Akibatnya, program makan siang gratis memicu masalah baru, yakni sampah makanan atau food waste. Di sebuah sekolah di Palembang, banyak siswa tidak menghabiskan/bahkan tidak memakan makanan MBG karena mengaku lebih cocok/lebih enak bekal ibu.
Menurut data Indonesia Gastronomy Community (IGC), Indonesia menjadi negara penghasil sampah makanan terbesar kedua di dunia, yakni 20,93 juta ton per tahun. Dan kerugian negara akibat sampah makanan tersebut mencapai Rp 219 triliun. Angka ini menjadi ironi karena stunting masih 21%.
Panitia juga tampaknya kurang sigap memitigasi sampah makanan makan siang gratis. Misalnya, pemanfaatan sampah makanan untuk kompos atau makanan ternak. Jika tak dikelola secara serius, sampah makanan akan menjadi problem baru bagi lingkungan, sebab sampah makanan menghasilkan jejak karbon (carbon foot print) yang signifikan.

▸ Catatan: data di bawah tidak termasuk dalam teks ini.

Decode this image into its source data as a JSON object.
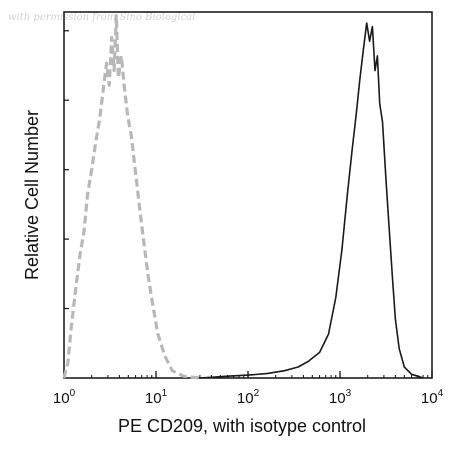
{
  "watermark": "with permission from Sino Biological",
  "chart_data": {
    "type": "line",
    "title": "",
    "xlabel": "PE CD209, with isotype control",
    "ylabel": "Relative Cell Number",
    "x_scale": "log",
    "xlim": [
      1,
      10000
    ],
    "ylim": [
      0,
      100
    ],
    "x_ticks": [
      {
        "value": 1,
        "base": "10",
        "exp": "0"
      },
      {
        "value": 10,
        "base": "10",
        "exp": "1"
      },
      {
        "value": 100,
        "base": "10",
        "exp": "2"
      },
      {
        "value": 1000,
        "base": "10",
        "exp": "3"
      },
      {
        "value": 10000,
        "base": "10",
        "exp": "4"
      }
    ],
    "series": [
      {
        "style": "dashed",
        "color": "#b8b8b8",
        "points": [
          [
            1.0,
            0
          ],
          [
            1.1,
            4
          ],
          [
            1.2,
            14
          ],
          [
            1.35,
            25
          ],
          [
            1.5,
            34
          ],
          [
            1.65,
            40
          ],
          [
            1.8,
            50
          ],
          [
            2.0,
            57
          ],
          [
            2.2,
            64
          ],
          [
            2.45,
            71
          ],
          [
            2.65,
            78
          ],
          [
            2.9,
            86
          ],
          [
            3.1,
            80
          ],
          [
            3.3,
            93
          ],
          [
            3.5,
            84
          ],
          [
            3.7,
            99
          ],
          [
            3.9,
            82
          ],
          [
            4.2,
            88
          ],
          [
            4.5,
            80
          ],
          [
            4.9,
            72
          ],
          [
            5.4,
            66
          ],
          [
            6.0,
            56
          ],
          [
            6.6,
            47
          ],
          [
            7.3,
            38
          ],
          [
            8.2,
            28
          ],
          [
            9.2,
            20
          ],
          [
            10.5,
            12
          ],
          [
            12.5,
            6
          ],
          [
            15,
            2
          ],
          [
            20,
            0.5
          ],
          [
            30,
            0
          ]
        ]
      },
      {
        "style": "solid",
        "color": "#1a1a1a",
        "points": [
          [
            30,
            0
          ],
          [
            60,
            0.5
          ],
          [
            100,
            0.8
          ],
          [
            160,
            1.2
          ],
          [
            250,
            2
          ],
          [
            350,
            3
          ],
          [
            450,
            4.5
          ],
          [
            600,
            7
          ],
          [
            750,
            12
          ],
          [
            900,
            22
          ],
          [
            1050,
            35
          ],
          [
            1200,
            50
          ],
          [
            1350,
            62
          ],
          [
            1500,
            72
          ],
          [
            1650,
            82
          ],
          [
            1800,
            90
          ],
          [
            1950,
            97
          ],
          [
            2100,
            92
          ],
          [
            2250,
            96
          ],
          [
            2400,
            84
          ],
          [
            2550,
            88
          ],
          [
            2700,
            75
          ],
          [
            2900,
            70
          ],
          [
            3150,
            55
          ],
          [
            3400,
            42
          ],
          [
            3700,
            28
          ],
          [
            4000,
            16
          ],
          [
            4400,
            8
          ],
          [
            5000,
            3
          ],
          [
            6000,
            1
          ],
          [
            7000,
            0.5
          ],
          [
            8000,
            0
          ]
        ]
      }
    ]
  }
}
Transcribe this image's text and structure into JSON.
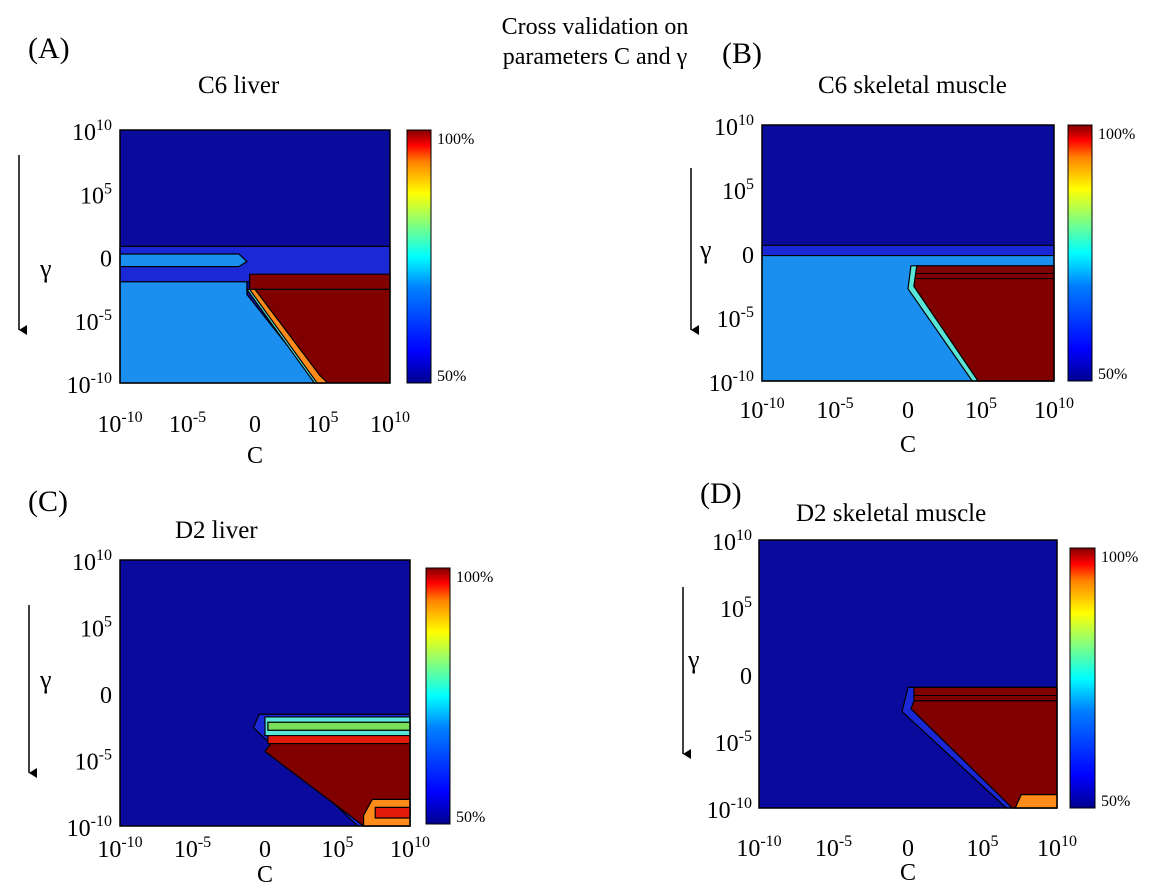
{
  "figure_title_line1": "Cross validation on",
  "figure_title_line2": "parameters C and γ",
  "colors": {
    "dark_blue": "#0a0a9c",
    "mid_blue": "#1a28d6",
    "light_blue": "#1a8ff0",
    "dark_red": "#800000",
    "red": "#e11a0a",
    "orange": "#ff8c1a",
    "yellow": "#ffd21a",
    "green": "#7adf5a",
    "cyan": "#5ae6d6",
    "colorbar_stops": [
      "#00008f",
      "#0000ff",
      "#0080ff",
      "#00ffff",
      "#80ff80",
      "#ffff00",
      "#ff8000",
      "#ff0000",
      "#800000"
    ]
  },
  "chart_data": [
    {
      "type": "heatmap",
      "panel": "(A)",
      "title": "C6 liver",
      "xlabel": "C",
      "ylabel": "γ",
      "x_ticks": [
        "10^-10",
        "10^-5",
        "0",
        "10^5",
        "10^10"
      ],
      "y_ticks": [
        "10^10",
        "10^5",
        "0",
        "10^-5",
        "10^-10"
      ],
      "colorbar_labels": [
        "100%",
        "50%"
      ],
      "regions": [
        {
          "name": "background",
          "level": "dark_blue"
        },
        {
          "name": "band",
          "level": "mid_blue"
        },
        {
          "name": "lower-left",
          "level": "light_blue"
        },
        {
          "name": "lower-right",
          "level": "dark_red"
        }
      ]
    },
    {
      "type": "heatmap",
      "panel": "(B)",
      "title": "C6 skeletal muscle",
      "xlabel": "C",
      "ylabel": "γ",
      "x_ticks": [
        "10^-10",
        "10^-5",
        "0",
        "10^5",
        "10^10"
      ],
      "y_ticks": [
        "10^10",
        "10^5",
        "0",
        "10^-5",
        "10^-10"
      ],
      "colorbar_labels": [
        "100%",
        "50%"
      ],
      "regions": [
        {
          "name": "background",
          "level": "dark_blue"
        },
        {
          "name": "band",
          "level": "mid_blue"
        },
        {
          "name": "lower-left",
          "level": "light_blue"
        },
        {
          "name": "lower-right",
          "level": "dark_red"
        }
      ]
    },
    {
      "type": "heatmap",
      "panel": "(C)",
      "title": "D2 liver",
      "xlabel": "C",
      "ylabel": "γ",
      "x_ticks": [
        "10^-10",
        "10^-5",
        "0",
        "10^5",
        "10^10"
      ],
      "y_ticks": [
        "10^10",
        "10^5",
        "0",
        "10^-5",
        "10^-10"
      ],
      "colorbar_labels": [
        "100%",
        "50%"
      ],
      "regions": [
        {
          "name": "background",
          "level": "dark_blue"
        },
        {
          "name": "lower-right",
          "level": "dark_red"
        }
      ]
    },
    {
      "type": "heatmap",
      "panel": "(D)",
      "title": "D2 skeletal muscle",
      "xlabel": "C",
      "ylabel": "γ",
      "x_ticks": [
        "10^-10",
        "10^-5",
        "0",
        "10^5",
        "10^10"
      ],
      "y_ticks": [
        "10^10",
        "10^5",
        "0",
        "10^-5",
        "10^-10"
      ],
      "colorbar_labels": [
        "100%",
        "50%"
      ],
      "regions": [
        {
          "name": "background",
          "level": "dark_blue"
        },
        {
          "name": "lower-right",
          "level": "dark_red"
        }
      ]
    }
  ]
}
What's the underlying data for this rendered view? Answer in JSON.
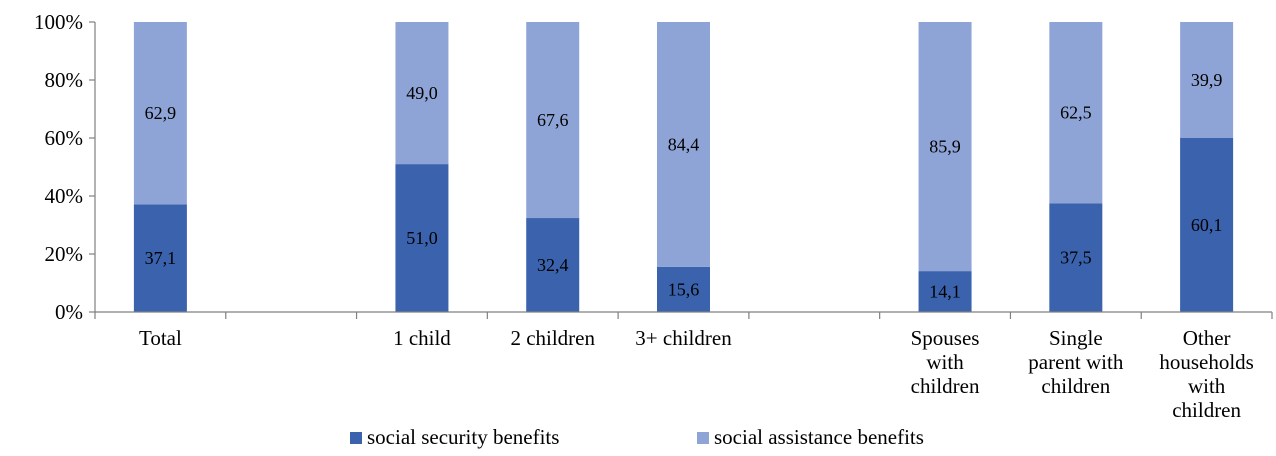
{
  "chart_data": {
    "type": "bar",
    "stacked": true,
    "percent_stacked": true,
    "categories": [
      [
        "Total"
      ],
      [
        ""
      ],
      [
        "1 child"
      ],
      [
        "2 children"
      ],
      [
        "3+ children"
      ],
      [
        ""
      ],
      [
        "Spouses",
        "with",
        "children"
      ],
      [
        "Single",
        "parent with",
        "children"
      ],
      [
        "Other",
        "households",
        "with",
        "children"
      ]
    ],
    "series": [
      {
        "name": "social security benefits",
        "color": "#3a62ad",
        "values": [
          37.1,
          null,
          51.0,
          32.4,
          15.6,
          null,
          14.1,
          37.5,
          60.1
        ],
        "labels": [
          "37,1",
          "",
          "51,0",
          "32,4",
          "15,6",
          "",
          "14,1",
          "37,5",
          "60,1"
        ]
      },
      {
        "name": "social assistance benefits",
        "color": "#8fa4d6",
        "values": [
          62.9,
          null,
          49.0,
          67.6,
          84.4,
          null,
          85.9,
          62.5,
          39.9
        ],
        "labels": [
          "62,9",
          "",
          "49,0",
          "67,6",
          "84,4",
          "",
          "85,9",
          "62,5",
          "39,9"
        ]
      }
    ],
    "y_ticks": [
      "0%",
      "20%",
      "40%",
      "60%",
      "80%",
      "100%"
    ],
    "ylim": [
      0,
      100
    ],
    "grid": false,
    "legend_position": "bottom"
  }
}
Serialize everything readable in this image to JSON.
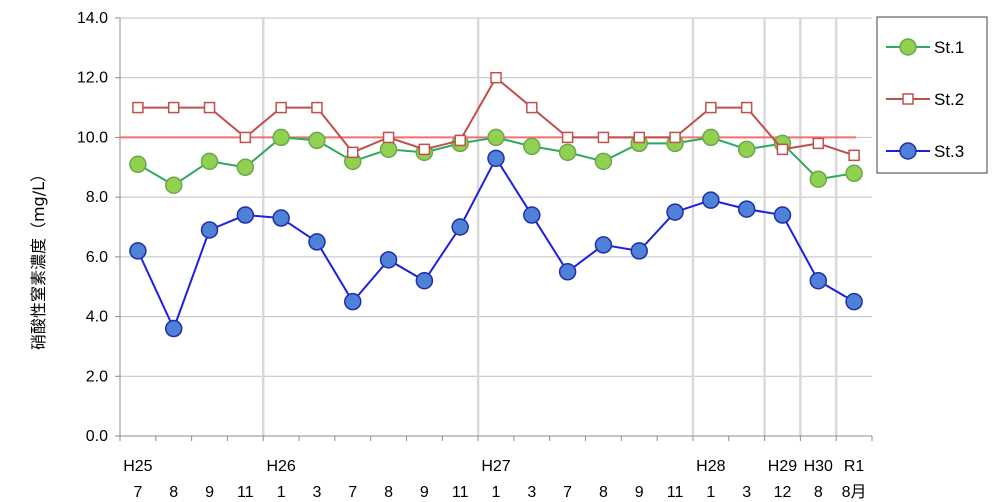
{
  "chart_data": {
    "type": "line",
    "ylabel": "硝酸性窒素濃度（mg/L）",
    "ylim": [
      0,
      14
    ],
    "yticks": [
      "0.0",
      "2.0",
      "4.0",
      "6.0",
      "8.0",
      "10.0",
      "12.0",
      "14.0"
    ],
    "grid": "horizontal",
    "legend_position": "top-right",
    "x_month_labels": [
      "7",
      "8",
      "9",
      "11",
      "1",
      "3",
      "7",
      "8",
      "9",
      "11",
      "1",
      "3",
      "7",
      "8",
      "9",
      "11",
      "1",
      "3",
      "12",
      "8",
      "8月"
    ],
    "x_year_labels": [
      {
        "index": 0,
        "text": "H25"
      },
      {
        "index": 4,
        "text": "H26"
      },
      {
        "index": 10,
        "text": "H27"
      },
      {
        "index": 16,
        "text": "H28"
      },
      {
        "index": 18,
        "text": "H29"
      },
      {
        "index": 19,
        "text": "H30"
      },
      {
        "index": 20,
        "text": "R1"
      }
    ],
    "year_separators_after_index": [
      3,
      9,
      15,
      17,
      18,
      19
    ],
    "reference_line": {
      "value": 10.0,
      "color": "#f07070"
    },
    "series": [
      {
        "name": "St.1",
        "color": "#2eaa5e",
        "marker": "circle",
        "marker_fill": "#92d050",
        "marker_stroke": "#6aa84f",
        "values": [
          9.1,
          8.4,
          9.2,
          9.0,
          10.0,
          9.9,
          9.2,
          9.6,
          9.5,
          9.8,
          10.0,
          9.7,
          9.5,
          9.2,
          9.8,
          9.8,
          10.0,
          9.6,
          9.8,
          8.6,
          8.8
        ]
      },
      {
        "name": "St.2",
        "color": "#c0504d",
        "marker": "square",
        "marker_fill": "#ffffff",
        "marker_stroke": "#c0504d",
        "values": [
          11.0,
          11.0,
          11.0,
          10.0,
          11.0,
          11.0,
          9.5,
          10.0,
          9.6,
          9.9,
          12.0,
          11.0,
          10.0,
          10.0,
          10.0,
          10.0,
          11.0,
          11.0,
          9.6,
          9.8,
          9.4
        ]
      },
      {
        "name": "St.3",
        "color": "#1f1fe0",
        "marker": "circle",
        "marker_fill": "#4f81d9",
        "marker_stroke": "#1f2fa8",
        "values": [
          6.2,
          3.6,
          6.9,
          7.4,
          7.3,
          6.5,
          4.5,
          5.9,
          5.2,
          7.0,
          9.3,
          7.4,
          5.5,
          6.4,
          6.2,
          7.5,
          7.9,
          7.6,
          7.4,
          5.2,
          4.5
        ]
      }
    ]
  }
}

Lebih mengkhawatirkan lagi jika dalam proses produksi dan distribusi untuk mewujudkan program MBG ini menghasilkan sampah kemasan unorganik, seperti plastik, kertas, dan kemasan lain yang tidak bisa diurai secara cepat oleh lingkungan.
Hal terpenting yang tak boleh dilupakan program MBG sebagai wahana untuk edukasi/kampanye dan pemberdayaan kesehatan pada siswa terkait upaya mewujudkan pengendalian konsumsi garam, gula, dan lemak (GGL). Sekalipun anak-anak masih dalam masa pertumbuhan, hal ini perlu dikenalkan sejak awal terkait pengendalian konsumsi GGL, apalagi fenomena kegemukan dan obesitas pada anak prevalensinya sangat tinggi.
Menurut Survei Kesehatan Indonesia (2023), obesitas anak usia 5-12 tahun mencapai 19,7%, sedangkan pada anak usia 13-15 tahun mencapai 16%. Ini menandakan fenomena kegemukan dan obesitas pada anak Indonesia sudah mengkhawatirkan.
Data menunjukkan tingkat prevalensi penyakit diabetes melitus pada anak, menurut data Ikatan Dokter Anak Indonesia (IDAI), penderita diabet pada anak meningkat empat kali lipat. Relevan dengan itu, juga menurut hasil Survei Kesehatan Indonesia (SKI) 2023, pasien jantung koroner usianya juga semakin muda, yakni 43 tahun.
Ini semua tidak terlepas dari perilaku pola konsumsi (pola makan) sejak usia dini, yang tinggi gula, garam, dan lemak. Hal ini salah satunya dipicu oleh menu makanan yang disantap anak, khususnya yang dijual di pasaran, adalah menu makanan/minuman yang tinggi GGL.
Oleh sebab itu, menu makanan yang disajikan dalam program MBG semestinya bisa diukur kandungan GGL, sesuai standar maksimal yang ditentukan Kemenkes dan WHO. Susu penting dalam program MBG, tapi jika susu jenis ultra malah akan memicu diabetes karena kandungan gula mencapai 20%.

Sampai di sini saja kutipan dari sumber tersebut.